Southern Oregon University Parent Guide
University Seminar
University Seminar is SOU’s first-year course that anchors University Studies (our general education curriculum) and your student’s academic career. University Seminar enables students to develop analytic, communication, quantitative, and information skills while introducing students to the expectations of university study. The three-term, topic-based seminars engage your student as an active learner and help students form a strong bond with peers while they talk, write, and think about challenging concepts and ideas.
The purpose of SOU's University Seminar is to instruct, challenge, and care for first-year students in developing basic academic skills while introducing them to the expectations and options of the University. In addition to welcoming and orienting students, University Seminar seeks to improve their skills, confidence, and long-term success by focusing on critical thinking, writing, and speaking; on building community; and on engaging with SOU's institutional, intellectual, and social culture. This three-term general education sequence focuses on the following program goals:
- Reading challenging texts
- Writing and speaking as ways to discover and convey meaning
- Thinking critically, especially developing and supporting claims
- Finding and evaluating information in print and electronic forms
- Developing oral and written presentations that are thoughtful, fluent, organized, coherent, and clear, with emphasis on audience, purpose, and context
- Recognizing revision and practice as necessary parts of the writing and speaking processes
- Knowing one's strengths and learning productive self-assessment
- Maintaining a learning and supportive community
- Claiming one's education with attitudes toward learning that promote success
- Participating in the intellectual community of Southern Oregon University
University Seminar is required for entering students who do not have the equivalent of WR 121 and 122. Although sections have different topics, all students work toward SOU’s general education Foundational strands of Communication, Critical Thinking, and Information Literacy.
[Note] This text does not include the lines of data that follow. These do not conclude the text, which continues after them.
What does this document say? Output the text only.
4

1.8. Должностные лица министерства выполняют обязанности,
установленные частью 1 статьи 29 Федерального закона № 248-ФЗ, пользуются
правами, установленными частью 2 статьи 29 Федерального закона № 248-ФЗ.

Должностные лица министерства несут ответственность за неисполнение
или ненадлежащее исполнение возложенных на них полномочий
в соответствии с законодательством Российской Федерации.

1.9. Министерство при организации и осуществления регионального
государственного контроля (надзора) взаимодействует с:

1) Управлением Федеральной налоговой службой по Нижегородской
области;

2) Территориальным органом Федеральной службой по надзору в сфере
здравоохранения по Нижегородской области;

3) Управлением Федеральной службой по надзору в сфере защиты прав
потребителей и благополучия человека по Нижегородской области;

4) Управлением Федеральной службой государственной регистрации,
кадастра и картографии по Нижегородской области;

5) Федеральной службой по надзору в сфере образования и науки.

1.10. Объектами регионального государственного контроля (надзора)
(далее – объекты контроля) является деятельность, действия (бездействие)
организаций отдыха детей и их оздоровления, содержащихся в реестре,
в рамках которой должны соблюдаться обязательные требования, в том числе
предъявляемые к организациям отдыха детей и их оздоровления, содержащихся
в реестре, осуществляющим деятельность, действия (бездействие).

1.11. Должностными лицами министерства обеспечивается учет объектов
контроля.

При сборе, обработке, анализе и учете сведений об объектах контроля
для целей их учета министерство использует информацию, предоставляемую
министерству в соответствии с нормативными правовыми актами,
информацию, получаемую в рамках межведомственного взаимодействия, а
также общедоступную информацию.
Faculty have designed the three-term course around readings and activities that explore a focused subject or issue, but all students build the required academic skills through similar structured sequences of experiences. Students engage with a chosen topic and progress beyond unsupported assertions to reasoned argumentation and dialogue. The instructor will also serve as a first-year faculty advisor, ensuring frequent and informative communication between faculty and students.
Successful completion of the three terms earns 12 credits: 8 in writing and 4 in communication. In comparing the University Seminar experience with traditional communication and writing courses, the following guideline might be useful: successful completion of each USEM term (101, 102, 103) with a C- or better is equivalent to 3 credits of introductory writing and 1 credit of communication. Only after completing the whole sequence do students receive all 12 credits in writing and communication.